The history of science demonstrates rather clearly that it is hubristic at best to claim that nature has been fully characterized, at this time, by means of the scientific method. There are always new things to learn, and some things that are “paranormal” today may have sound scientific explanations tomorrow. There are many examples of formerly “magic” things that today are chemistry and physics. Imagine weird voices coming out of a little box, a couple of hundred years ago. It’s a good bet that it would have been taken for Evil Sorcery. Today it’s just your cell phone.

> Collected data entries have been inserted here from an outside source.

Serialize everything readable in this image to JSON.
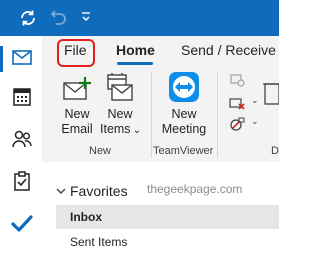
{
  "tabs": {
    "file": "File",
    "home": "Home",
    "send_receive": "Send / Receive"
  },
  "ribbon": {
    "new_email": [
      "New",
      "Email"
    ],
    "new_items": [
      "New",
      "Items"
    ],
    "new_items_chevron": "⌄",
    "new_meeting": [
      "New",
      "Meeting"
    ],
    "group_new": "New",
    "group_teamviewer": "TeamViewer",
    "group_partial": "D"
  },
  "folders": {
    "favorites": "Favorites",
    "inbox": "Inbox",
    "sent_items": "Sent Items"
  },
  "watermark": "thegeekpage.com",
  "colors": {
    "accent": "#0f6cbd",
    "highlight_outline": "#e02020"
  }
}
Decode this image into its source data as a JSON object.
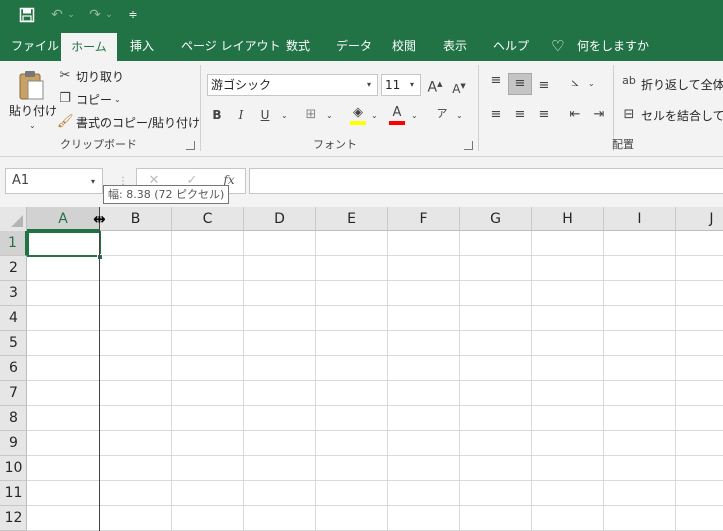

Butfor genuinely new discoveries to be taken seriously, their characterization must be as free as possible from sources of psychological bias, especially on the part of the discoverers. One of the most powerful of these sources may lie in the phenomenon of cognitive dissonance; but in order to resist its influence, we must be aware that it, and related phenomena, exist at all, and that these processes may have profound effects on the scientific observation and interpretation of real-world phenomena, both in relatively prosaic spheres of inquiry and in the realms of the currently unknown.
References
Festinger, L., Riecken, H., & Schachter, S. (1956, reprinted 2011). When Prophecy Fails: A Social and Psychological Study of a Modern Group That Predicted the Destruction of the World. Blacksburg, VA: Wilder Publications.
Sharps, M.J., Liao, S.W., & Herrera, M.R. (2013). It’s the end of the world, and they don’t feel fine: The psychology of December 21, 2012. Skeptical Inquirer, 37, January/February, 34-39.